Likely, the cousins might say about me that I was quiet, pretty, or maybe “ she was a teacher” – not knowing that I developed policy or strategy at the College of Teachers, that I had a doctorate and had dined with Princess Diana. However once Jon said to his kids, “She’s like Cher”??????

Truly now- except for the odd family gathering, funeral or wedding, I hardly know my relatives and then I fumble for something to say, attempting to retrieve a childhood story to pass the time as I am very bad at making conversation. Unlike Joseph’s “ kindness”, I have narrowed my cousins to signposts of what they do in the world. ( See above “ doctor, social worker, lawyer, etc) Yet my friend Anne reports that she and her elementary school friends are meeting on a regular basis, having rediscovered one another, so years later, and are still enjoying one another’s company. Perhaps if we all still lived in the same city, that might be the case. Maybe not. Little kids grow up and out.

In some families they work at maintaining the connections as in my daughter-in-law’s where they take cruises together and seem to always be at one another’s houses. I think when people lived closer to one another that was usually the case. And so, if you were running next door to borrow a measuring spoon, you might have sat down for five minutes that grew into an hour to chat; or maybe when you had to take the kid to the doctor, the cousin or aunt next door might have popped in to watch the baby.
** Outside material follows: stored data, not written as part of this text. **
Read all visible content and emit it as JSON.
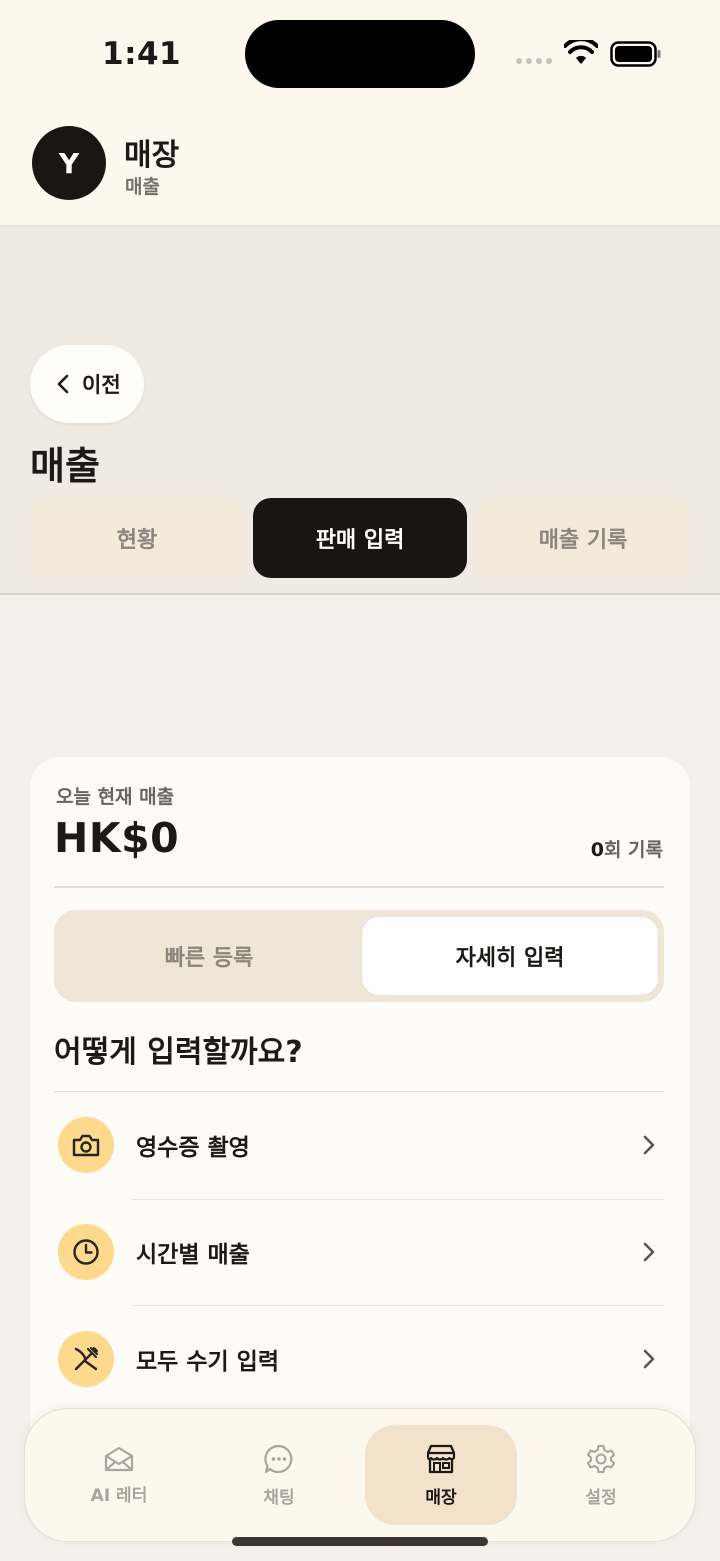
{
  "status_bar": {
    "time": "1:41"
  },
  "header": {
    "avatar_letter": "Y",
    "title": "매장",
    "subtitle": "매출"
  },
  "nav": {
    "back_label": "이전"
  },
  "page": {
    "title": "매출"
  },
  "segments": [
    {
      "label": "현황",
      "active": false
    },
    {
      "label": "판매 입력",
      "active": true
    },
    {
      "label": "매출 기록",
      "active": false
    }
  ],
  "summary": {
    "label": "오늘 현재 매출",
    "amount": "HK$0",
    "count_value": "0",
    "count_suffix": "회 기록"
  },
  "entry_mode": [
    {
      "label": "빠른 등록",
      "active": false
    },
    {
      "label": "자세히 입력",
      "active": true
    }
  ],
  "question": "어떻게 입력할까요?",
  "options": [
    {
      "label": "영수증 촬영",
      "icon": "camera-icon"
    },
    {
      "label": "시간별 매출",
      "icon": "clock-icon"
    },
    {
      "label": "모두 수기 입력",
      "icon": "utensils-icon"
    }
  ],
  "tabbar": [
    {
      "label": "AI 레터",
      "icon": "mail-icon",
      "active": false
    },
    {
      "label": "채팅",
      "icon": "chat-icon",
      "active": false
    },
    {
      "label": "매장",
      "icon": "store-icon",
      "active": true
    },
    {
      "label": "설정",
      "icon": "gear-icon",
      "active": false
    }
  ],
  "colors": {
    "accent_dark": "#191612",
    "icon_bg": "#fcd98d",
    "active_tab_bg": "#f3e2cb",
    "page_bg": "#f5f0e9"
  }
}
I must admit that the summertime family reunion with Howard’s mother’s family was enjoyable. From Texas and Ohio, they came and some even partied for three days of mainly eating. It was fascinating to observe the changes of people over time. We had seen Linklater’s “ Boyhood” recently and in an encapsulated three hours the boy protagonist went from 5-18 years of age. The film surprised me: that the endless boring conversations we have can be so telling. When an older Mason admonishes his father ( Ethan Hawke) for having sold his prized car, a GTO, once promised him, Hawke has no memory whatsoever of ever committing to that act. Similarly I recalled my mother’s vow that my father’s car was to be given to my son, with the same results. But that is what happens in ordinary familial conversations, one focusing and keeping those words as amulets, small treasures that are savoured like tiny jewels, incandescent; the other forgetting them as soon as the words have left their mouths. The film is real in that the moments portrayed are quiet little moments, such as watching the clouds in the sky, hanging out with friends, witnessing parental anger. Just small everyday occurrences that mean so little but equally so much to the fabric of one’s life.

It’s like that with the cousins. They had a role in your/my growing up, being part of a family, making you/me who we became: learning about life, relationships, secrets, and your/myself. I think fondly of my cousins , funny, likable individuals who extended and deepened my childhood experiences. Even now as I write this, I focus on the laughter, the companionship, the ease of being a family at a certain space and time, of good times and friendship.

To my mother’s disgust, my aunt Marion would pontificate, “ You can choose your friends, not your family.” And it is obviously true, for often some friends are more like family. Yet sometimes it is your family who is there when you really need them: the bonds of blood stronger than anything else. For me, it was my mother who was my rock when I needed her. Cousins come and go, but mine left an imprint like a foot in the sand, now barely discernible but still there.